Spiny lobsters tend to live in crevices of rocks and coral reefs, only occasionally venturing out at night to seek snails, clams, sea-hares, crabs, or sea urchins to eat. They sometimes migrate in very large groups in long files of lobsters across the sea floor. These lines may be more than 50 lobsters long. Spiny lobsters navigate using the smell and taste of natural substances in the water that change in different parts of the ocean. It was recently discovered that spiny lobsters can also navigate by detecting the Earth's magnetic field. They keep together by contact, using their long antennae. Potential predators may be deterred from eating spiny lobsters by a loud screech made by the antennae of the spiny lobsters rubbing against a smooth part of the exoskeleton. Spiny lobsters usually exhibit the social habit of being together. However recent studies indicate that healthy lobsters move away from infected ones, leaving the diseased lobsters to fend for themselves.

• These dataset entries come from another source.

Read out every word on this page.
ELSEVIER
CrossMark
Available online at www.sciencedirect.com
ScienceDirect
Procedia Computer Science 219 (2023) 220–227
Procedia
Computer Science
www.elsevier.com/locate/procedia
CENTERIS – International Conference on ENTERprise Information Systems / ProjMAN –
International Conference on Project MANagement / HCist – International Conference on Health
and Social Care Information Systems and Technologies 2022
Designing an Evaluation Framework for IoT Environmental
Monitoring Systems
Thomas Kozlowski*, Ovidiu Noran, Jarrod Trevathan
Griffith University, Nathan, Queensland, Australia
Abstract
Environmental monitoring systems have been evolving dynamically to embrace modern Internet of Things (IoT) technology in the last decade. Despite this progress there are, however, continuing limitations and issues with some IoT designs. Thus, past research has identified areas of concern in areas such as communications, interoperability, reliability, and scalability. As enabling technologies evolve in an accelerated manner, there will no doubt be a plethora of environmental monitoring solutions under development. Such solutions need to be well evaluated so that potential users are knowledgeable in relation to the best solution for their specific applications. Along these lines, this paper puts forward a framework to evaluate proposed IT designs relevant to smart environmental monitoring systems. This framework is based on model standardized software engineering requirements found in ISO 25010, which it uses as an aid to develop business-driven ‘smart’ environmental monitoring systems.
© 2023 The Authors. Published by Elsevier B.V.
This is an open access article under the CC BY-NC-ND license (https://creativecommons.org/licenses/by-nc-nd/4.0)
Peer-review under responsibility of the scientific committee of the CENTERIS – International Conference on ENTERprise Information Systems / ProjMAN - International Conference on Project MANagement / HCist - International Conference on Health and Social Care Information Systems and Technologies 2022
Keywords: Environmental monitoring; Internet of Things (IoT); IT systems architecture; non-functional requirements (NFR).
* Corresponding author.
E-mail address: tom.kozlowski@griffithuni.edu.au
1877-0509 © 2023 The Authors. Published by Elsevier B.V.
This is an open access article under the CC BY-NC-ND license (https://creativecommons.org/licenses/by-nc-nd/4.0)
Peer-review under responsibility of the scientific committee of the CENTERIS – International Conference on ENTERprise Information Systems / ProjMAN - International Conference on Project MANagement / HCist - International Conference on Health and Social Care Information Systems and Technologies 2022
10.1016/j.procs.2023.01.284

Like true lobsters, spiny lobsters are edible and are an economically significant food source; they are the biggest food export of the Bahamas, for instance.

===Sound===
Many spiny lobsters produce rasping sounds to repel predators by rubbing the "plectrum" at the base of the spiny lobster's antennae against a "file". The noise is produced by frictional vibrations – sticking and slipping, similar to rubber materials sliding against hard surfaces. While a number of insects use frictional vibration mechanisms to generate sound, this particular acoustic mechanism is unique in the animal kingdom. Significantly, the system does not rely on the hardness of the exoskeleton, as many other arthropod sounds do, meaning that the spiny lobsters can continue to produce the deterrent noises even in the period following a moult when they are most vulnerable. The stridulating organ is present in all but three genera in the family (Jasus, Projasus, and the furry lobster Palinurellus), and its form can distinguish different species.

== As food ==
Spiny lobsters, commonly known as rock lobsters, possess a sweeter, more delicate flavor and a softer, finer texture than Homarus lobsters (the American and European lobsters). The tail meat of spiny lobsters is often described as distinctly sweet—sometimes almost scallop-like—with a clean, low-fat mouthfeel and minimal brininess, making it particularly prized for raw preparations such as sashimi or light Cantonese steaming; Homarus lobsters offer a richer, more robust, and overtly “lobster-like” taste, with pronounced marine minerality, higher natural fat content, and a firmer, slightly fibrous texture; the large claws of Homarus lobsters additionally provide sweet, buttery meat unavailable in spiny lobsters, which lack claws. Culinary traditions reflect these differences: Homarus lobster meat is often paired with butter-based sauces (e.g., Lobster Thermidor, New England lobster rolls), whereas spiny lobster is frequently prepared with minimal seasoning or in Asian styles that highlight its inherent sweetness (e.g., ginger stir-fry, sashimi, or in broth).